With the Red Stars since 2016, Gorden is a mom, something of a rarity in the National Women's Soccer League. Other NWSL mothers include Utah's Amy Rodriguez and North Carolina's Jessica McDonald. Gorden said that having a son makes it all the more important for her to act in the moment.
"I've said it before, this is absolutely a life or death matter. We're fighting for the future of our kids. And so, yes, 100%, it's part of the reason I'm so passionate about all of this, because it will affect the future of our children," she said.

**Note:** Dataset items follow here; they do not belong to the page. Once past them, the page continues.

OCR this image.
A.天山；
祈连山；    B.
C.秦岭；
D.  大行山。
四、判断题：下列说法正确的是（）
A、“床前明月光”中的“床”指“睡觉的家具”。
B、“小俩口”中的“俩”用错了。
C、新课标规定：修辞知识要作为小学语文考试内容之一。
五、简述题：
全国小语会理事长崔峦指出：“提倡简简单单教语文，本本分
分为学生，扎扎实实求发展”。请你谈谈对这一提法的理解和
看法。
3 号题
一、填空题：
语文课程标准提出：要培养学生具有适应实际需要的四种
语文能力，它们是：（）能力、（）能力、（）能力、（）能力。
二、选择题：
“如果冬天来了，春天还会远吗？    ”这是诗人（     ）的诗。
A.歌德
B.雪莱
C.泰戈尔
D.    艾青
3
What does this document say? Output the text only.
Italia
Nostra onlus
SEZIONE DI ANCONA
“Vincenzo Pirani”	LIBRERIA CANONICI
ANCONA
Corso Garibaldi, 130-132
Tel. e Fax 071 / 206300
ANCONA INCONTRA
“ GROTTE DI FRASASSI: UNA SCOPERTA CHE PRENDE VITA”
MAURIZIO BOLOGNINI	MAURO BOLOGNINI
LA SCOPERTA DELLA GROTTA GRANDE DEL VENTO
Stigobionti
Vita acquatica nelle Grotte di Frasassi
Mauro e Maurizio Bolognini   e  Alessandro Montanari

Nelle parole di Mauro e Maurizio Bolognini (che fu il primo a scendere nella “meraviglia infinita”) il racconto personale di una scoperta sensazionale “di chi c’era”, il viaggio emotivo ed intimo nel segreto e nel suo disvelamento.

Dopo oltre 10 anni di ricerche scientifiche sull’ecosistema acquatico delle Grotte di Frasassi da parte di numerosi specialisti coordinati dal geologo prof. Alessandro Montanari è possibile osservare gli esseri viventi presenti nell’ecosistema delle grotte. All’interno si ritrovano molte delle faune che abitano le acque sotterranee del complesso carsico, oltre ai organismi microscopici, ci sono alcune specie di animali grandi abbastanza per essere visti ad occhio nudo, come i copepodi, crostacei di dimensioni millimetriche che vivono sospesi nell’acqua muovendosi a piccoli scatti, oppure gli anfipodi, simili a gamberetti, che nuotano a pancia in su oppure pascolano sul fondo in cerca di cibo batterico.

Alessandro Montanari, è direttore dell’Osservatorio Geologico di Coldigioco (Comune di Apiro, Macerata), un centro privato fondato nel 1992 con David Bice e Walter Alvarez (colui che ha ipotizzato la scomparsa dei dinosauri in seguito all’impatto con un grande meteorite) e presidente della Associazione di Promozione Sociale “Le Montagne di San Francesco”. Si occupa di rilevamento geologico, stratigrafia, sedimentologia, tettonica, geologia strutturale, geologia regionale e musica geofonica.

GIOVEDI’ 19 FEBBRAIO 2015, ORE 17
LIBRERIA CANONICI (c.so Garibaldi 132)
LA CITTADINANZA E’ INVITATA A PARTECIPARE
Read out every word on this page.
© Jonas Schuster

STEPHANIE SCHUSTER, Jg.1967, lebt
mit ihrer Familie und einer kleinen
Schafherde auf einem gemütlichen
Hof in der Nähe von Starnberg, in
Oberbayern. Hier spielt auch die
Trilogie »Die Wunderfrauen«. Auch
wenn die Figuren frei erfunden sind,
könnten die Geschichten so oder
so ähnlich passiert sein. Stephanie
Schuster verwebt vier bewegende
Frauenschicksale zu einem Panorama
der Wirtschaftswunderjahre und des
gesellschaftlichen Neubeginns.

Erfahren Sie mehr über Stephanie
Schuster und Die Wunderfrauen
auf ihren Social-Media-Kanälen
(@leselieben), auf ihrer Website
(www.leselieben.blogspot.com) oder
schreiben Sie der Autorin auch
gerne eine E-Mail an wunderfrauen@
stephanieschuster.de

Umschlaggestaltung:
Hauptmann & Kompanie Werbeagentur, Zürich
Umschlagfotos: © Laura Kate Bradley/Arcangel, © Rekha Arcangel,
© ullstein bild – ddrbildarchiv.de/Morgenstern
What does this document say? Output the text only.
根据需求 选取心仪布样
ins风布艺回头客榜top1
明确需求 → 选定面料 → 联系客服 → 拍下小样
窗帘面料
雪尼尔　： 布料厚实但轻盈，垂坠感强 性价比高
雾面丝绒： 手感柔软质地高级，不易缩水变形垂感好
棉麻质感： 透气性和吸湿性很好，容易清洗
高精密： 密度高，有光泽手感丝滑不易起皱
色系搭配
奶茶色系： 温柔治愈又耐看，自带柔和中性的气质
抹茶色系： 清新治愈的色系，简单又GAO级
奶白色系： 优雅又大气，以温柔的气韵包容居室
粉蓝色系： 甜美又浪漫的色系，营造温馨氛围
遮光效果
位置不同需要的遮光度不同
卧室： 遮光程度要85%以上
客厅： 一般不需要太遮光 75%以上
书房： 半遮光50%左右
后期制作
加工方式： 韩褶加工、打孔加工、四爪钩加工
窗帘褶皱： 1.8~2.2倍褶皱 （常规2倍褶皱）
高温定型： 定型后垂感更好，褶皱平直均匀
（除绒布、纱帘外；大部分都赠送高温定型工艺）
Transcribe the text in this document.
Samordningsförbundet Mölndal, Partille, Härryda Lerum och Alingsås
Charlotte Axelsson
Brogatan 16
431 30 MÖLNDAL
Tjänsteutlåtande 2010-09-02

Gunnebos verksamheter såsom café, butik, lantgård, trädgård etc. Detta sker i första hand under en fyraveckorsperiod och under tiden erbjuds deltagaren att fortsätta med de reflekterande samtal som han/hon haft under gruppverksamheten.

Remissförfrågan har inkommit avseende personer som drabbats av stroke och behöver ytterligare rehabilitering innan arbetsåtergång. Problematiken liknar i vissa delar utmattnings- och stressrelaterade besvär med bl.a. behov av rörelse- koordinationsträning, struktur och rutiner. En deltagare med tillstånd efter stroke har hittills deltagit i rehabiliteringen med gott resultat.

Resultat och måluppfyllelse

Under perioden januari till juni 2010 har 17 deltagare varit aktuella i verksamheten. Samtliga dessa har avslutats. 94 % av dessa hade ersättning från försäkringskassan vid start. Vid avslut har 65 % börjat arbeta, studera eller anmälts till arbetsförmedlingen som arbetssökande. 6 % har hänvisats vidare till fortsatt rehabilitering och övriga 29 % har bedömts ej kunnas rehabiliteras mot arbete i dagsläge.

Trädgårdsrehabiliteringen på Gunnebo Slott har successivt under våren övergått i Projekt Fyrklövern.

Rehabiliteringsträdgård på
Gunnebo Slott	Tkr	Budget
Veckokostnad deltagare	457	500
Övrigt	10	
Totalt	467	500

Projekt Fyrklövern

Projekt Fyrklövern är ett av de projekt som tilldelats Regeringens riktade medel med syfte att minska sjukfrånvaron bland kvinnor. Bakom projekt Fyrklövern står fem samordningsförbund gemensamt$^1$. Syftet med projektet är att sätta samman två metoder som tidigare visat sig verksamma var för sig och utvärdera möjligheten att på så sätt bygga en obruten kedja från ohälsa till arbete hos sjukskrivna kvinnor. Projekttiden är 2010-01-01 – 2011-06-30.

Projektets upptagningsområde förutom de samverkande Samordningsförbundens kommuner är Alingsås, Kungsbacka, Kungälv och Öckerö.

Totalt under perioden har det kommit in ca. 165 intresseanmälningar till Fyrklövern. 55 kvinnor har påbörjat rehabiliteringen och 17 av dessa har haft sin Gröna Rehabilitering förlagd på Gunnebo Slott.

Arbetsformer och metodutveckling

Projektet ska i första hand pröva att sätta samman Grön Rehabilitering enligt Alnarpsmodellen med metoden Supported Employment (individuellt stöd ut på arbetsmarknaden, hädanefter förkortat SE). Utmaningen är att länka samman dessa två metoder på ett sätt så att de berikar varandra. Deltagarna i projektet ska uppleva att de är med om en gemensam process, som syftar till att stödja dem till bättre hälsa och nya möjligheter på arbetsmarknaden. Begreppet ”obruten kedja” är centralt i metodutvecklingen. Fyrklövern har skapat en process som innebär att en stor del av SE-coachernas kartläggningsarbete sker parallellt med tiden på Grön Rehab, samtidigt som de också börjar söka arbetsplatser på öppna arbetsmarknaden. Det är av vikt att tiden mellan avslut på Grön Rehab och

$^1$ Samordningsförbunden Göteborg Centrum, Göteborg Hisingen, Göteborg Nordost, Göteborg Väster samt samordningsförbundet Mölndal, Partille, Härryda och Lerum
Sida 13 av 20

It wasn't always easy for Gorden, navigating her post-college professional career in soccer. She found solace in her own practice of yoga and mediation. It has also helped her navigate the uncertainties of COVID-19.
The coronavirus forced the NWSL to shut down on March 12 when most teams had just opened training camp for the season.
The NWSL became the first professional team sports league to return in the United States when it staged the Challenge Cup tournament in a bubble in Utah. The Red Stars made it to the final, but lost 2-0 to the Houston Dash for the title.
Currently teams are back in local markets, where they are playing a series of regional games this fall. Coming off a 4-1 win over Sky Blue on Sunday, the Red Stars face the Washington Spirit in a nationally broadcast match Saturday.
In a predominately white sport, Gorden is among the Black players in the NWSL who have formed a coalition to address racial injustice. Organized by Sky Blue's Midge Purce, one of the group's first acts was to call out Utah Royal's owner Dell Loy Hansen after reports surfaced that he made racist comments. Hansen later apologized and announced his intention to sell the team.
"Having a place to go to, where people understand what you're going through, what you're fighting for is important," Gorden said about the coalition. "So even just that aspect is important. We're in the process of figuring out what exactly we want to accomplish. I definitely don't want to speak too soon or give away anything, but with Dell Loy Hansen, making our first statement was important."
Spurred by Gorden, the Red Stars made a point of highlighting mental health issues during the Challenge Cup. The team and its supporters raised nearly $16,000 for Get Yo Mind Right and Healthy Hood Chicago.
"For a lot of us, it's never been performative. It's always been about making change because either we are Black or we have Black family, we have Black friends, or we're just passionate about equality. And so it was always just a matter of time when I was going to launch my non-profit," Gorden said. "I knew I wanted to bring something to the community and have some sort of impact somewhere. It was just a matter of finding where specifically I thought I could help."